Araştırmada, Güneş’in önümüzdeki milyarlarca yıl içinde genişleyip ısınmasıyla birlikte, Dünya’nın yüzey sıcaklıklarının da sürekli artacağı hesaplandı. Elde edilen verilere göre, gezegenin tüm canlılar için yaşanmaz hale geleceği tarih 1.000.002.021 yılı olarak belirlendi. Bu noktada, bugün en zorlu koşullara dayanabilen mikroorganizmalar dahi varlığını sürdüremeyecek.
Araştırmanın en dikkat çekici kısmı, insan yaşamı için tehlikenin milyarlarca yıl beklemeyeceği gerçeği.
Güneş’in giderek artan ısısı, atmosferin bileşimini değiştirecek; oksijen oranı düşecek, hava kalitesi bozulacak ve sıcaklıklar keskin biçimde yükselecek.
Bilim insanları, bu süreci hızlandıran unsurlar arasında iklim değişikliği ve artan güneş fırtınalarını da gösteriyor. Özellikle Güneş’teki koronal patlamaların son yıllarda sıklaşması, Dünya’nın manyetik alanını zayıflatıyor ve atmosferdeki oksijen seviyesini düşürüyor.
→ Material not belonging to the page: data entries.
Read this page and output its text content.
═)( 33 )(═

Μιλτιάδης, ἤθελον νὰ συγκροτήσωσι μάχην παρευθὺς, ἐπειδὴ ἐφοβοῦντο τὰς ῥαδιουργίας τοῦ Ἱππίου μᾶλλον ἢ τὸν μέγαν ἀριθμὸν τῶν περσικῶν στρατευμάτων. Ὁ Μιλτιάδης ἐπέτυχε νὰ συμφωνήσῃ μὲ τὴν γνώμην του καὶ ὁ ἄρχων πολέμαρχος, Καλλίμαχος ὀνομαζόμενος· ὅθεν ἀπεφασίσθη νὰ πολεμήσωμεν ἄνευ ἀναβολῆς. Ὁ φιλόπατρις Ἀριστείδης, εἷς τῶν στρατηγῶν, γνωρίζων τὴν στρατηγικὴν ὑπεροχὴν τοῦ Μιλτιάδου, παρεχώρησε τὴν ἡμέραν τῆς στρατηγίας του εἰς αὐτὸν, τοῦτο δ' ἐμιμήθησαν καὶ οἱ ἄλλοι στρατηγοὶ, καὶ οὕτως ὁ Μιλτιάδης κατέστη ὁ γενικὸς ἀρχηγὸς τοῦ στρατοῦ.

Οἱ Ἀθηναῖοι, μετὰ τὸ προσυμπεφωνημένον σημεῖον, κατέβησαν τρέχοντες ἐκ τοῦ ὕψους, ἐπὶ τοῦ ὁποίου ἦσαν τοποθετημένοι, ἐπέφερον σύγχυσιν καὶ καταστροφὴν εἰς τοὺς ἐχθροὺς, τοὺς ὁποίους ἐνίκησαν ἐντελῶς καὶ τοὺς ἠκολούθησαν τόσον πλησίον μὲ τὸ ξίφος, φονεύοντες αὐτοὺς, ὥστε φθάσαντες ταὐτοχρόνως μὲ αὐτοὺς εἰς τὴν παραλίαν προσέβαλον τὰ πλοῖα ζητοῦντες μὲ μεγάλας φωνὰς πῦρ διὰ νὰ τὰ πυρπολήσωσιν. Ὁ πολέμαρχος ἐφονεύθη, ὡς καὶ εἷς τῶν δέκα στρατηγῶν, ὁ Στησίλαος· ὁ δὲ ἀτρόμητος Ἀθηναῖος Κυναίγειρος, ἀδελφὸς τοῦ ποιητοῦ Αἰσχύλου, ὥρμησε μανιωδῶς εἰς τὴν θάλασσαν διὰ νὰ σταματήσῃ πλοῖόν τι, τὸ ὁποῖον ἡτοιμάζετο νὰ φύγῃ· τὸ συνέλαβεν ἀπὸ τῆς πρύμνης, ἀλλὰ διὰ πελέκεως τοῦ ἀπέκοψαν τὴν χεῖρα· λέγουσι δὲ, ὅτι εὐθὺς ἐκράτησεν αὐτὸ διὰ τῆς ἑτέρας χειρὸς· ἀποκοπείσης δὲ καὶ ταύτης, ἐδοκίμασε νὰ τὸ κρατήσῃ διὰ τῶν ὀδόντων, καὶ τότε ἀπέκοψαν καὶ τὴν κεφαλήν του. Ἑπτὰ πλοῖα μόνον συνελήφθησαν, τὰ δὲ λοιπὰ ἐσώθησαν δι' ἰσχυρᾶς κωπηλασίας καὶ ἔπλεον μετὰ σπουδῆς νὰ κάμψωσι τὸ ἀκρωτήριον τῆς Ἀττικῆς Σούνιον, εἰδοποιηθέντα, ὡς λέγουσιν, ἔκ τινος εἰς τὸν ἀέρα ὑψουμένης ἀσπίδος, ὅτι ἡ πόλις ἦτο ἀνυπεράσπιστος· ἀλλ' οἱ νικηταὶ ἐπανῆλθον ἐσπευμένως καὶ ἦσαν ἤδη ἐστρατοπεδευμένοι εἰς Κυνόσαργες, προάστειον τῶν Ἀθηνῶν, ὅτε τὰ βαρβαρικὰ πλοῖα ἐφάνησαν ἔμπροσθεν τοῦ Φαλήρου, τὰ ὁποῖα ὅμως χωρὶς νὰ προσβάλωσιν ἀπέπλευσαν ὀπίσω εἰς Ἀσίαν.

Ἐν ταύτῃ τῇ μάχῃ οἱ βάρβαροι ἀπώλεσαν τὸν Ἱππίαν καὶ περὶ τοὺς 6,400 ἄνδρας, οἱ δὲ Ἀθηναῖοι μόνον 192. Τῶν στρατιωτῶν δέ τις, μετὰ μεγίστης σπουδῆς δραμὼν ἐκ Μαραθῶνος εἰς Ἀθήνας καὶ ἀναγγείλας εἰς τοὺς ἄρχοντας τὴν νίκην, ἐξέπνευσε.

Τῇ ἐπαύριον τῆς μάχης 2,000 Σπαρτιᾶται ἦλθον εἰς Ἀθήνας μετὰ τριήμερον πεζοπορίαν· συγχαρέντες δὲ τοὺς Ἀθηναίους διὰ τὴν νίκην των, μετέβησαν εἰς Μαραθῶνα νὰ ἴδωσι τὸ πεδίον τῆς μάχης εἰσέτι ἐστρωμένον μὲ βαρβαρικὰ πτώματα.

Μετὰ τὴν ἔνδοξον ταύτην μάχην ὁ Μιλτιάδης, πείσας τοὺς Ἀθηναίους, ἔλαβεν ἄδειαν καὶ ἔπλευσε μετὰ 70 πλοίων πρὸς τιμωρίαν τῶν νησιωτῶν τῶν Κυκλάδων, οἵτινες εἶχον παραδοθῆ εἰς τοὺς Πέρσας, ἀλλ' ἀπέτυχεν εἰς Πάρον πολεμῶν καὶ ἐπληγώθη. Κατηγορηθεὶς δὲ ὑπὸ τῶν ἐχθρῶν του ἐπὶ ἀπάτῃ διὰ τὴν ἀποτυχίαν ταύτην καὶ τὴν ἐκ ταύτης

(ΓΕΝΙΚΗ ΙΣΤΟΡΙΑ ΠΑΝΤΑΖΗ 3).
Araştırmacılara göre, yaşam bir anda sona ermeyecek. Dünya, yavaş ve geri dönüşsüz bir sönümlenme sürecine girecek.
Ancak bu uzun vadeli senaryoya rağmen, uzmanlar insanlığın bugünden önlem alması gerektiği konusunda hemfikir. Çevresel felaketleri önleyecek adımların atılması, teknolojik ve biyolojik adaptasyonun hızlandırılması gerekiyor.
Araştırma, insanlığın geleceği için iki temel senaryo öne çıkarıyor.
Birincisi; kapalı yaşam destek sistemleri, yapay ekosferler ve yeraltı şehirleri gibi teknolojik çözümlerle Dünya üzerindeki yaşamın mümkün olduğu kadar uzun süre korunması.
İkincisi ise; uzay kolonizasyonu. NASA ve SpaceX gibi kurumların yürüttüğü Mars projeleri, insanlığın başka gezegenlerde varlık göstermesi için atılan ilk adımlar olarak değerlendiriliyor.
Bilim insanları, insanlığın “son tarihinin” net olmadığını, ancak yaşanabilir koşulların sanılandan çok daha erken bozulmaya başlayacağını belirtiyor.
Dünya için geri sayım başlamış olabilir; fakat araştırmacılara göre hâlâ umut var — yeter ki insanlık, bugünden geleceğini planlamayı seçsin.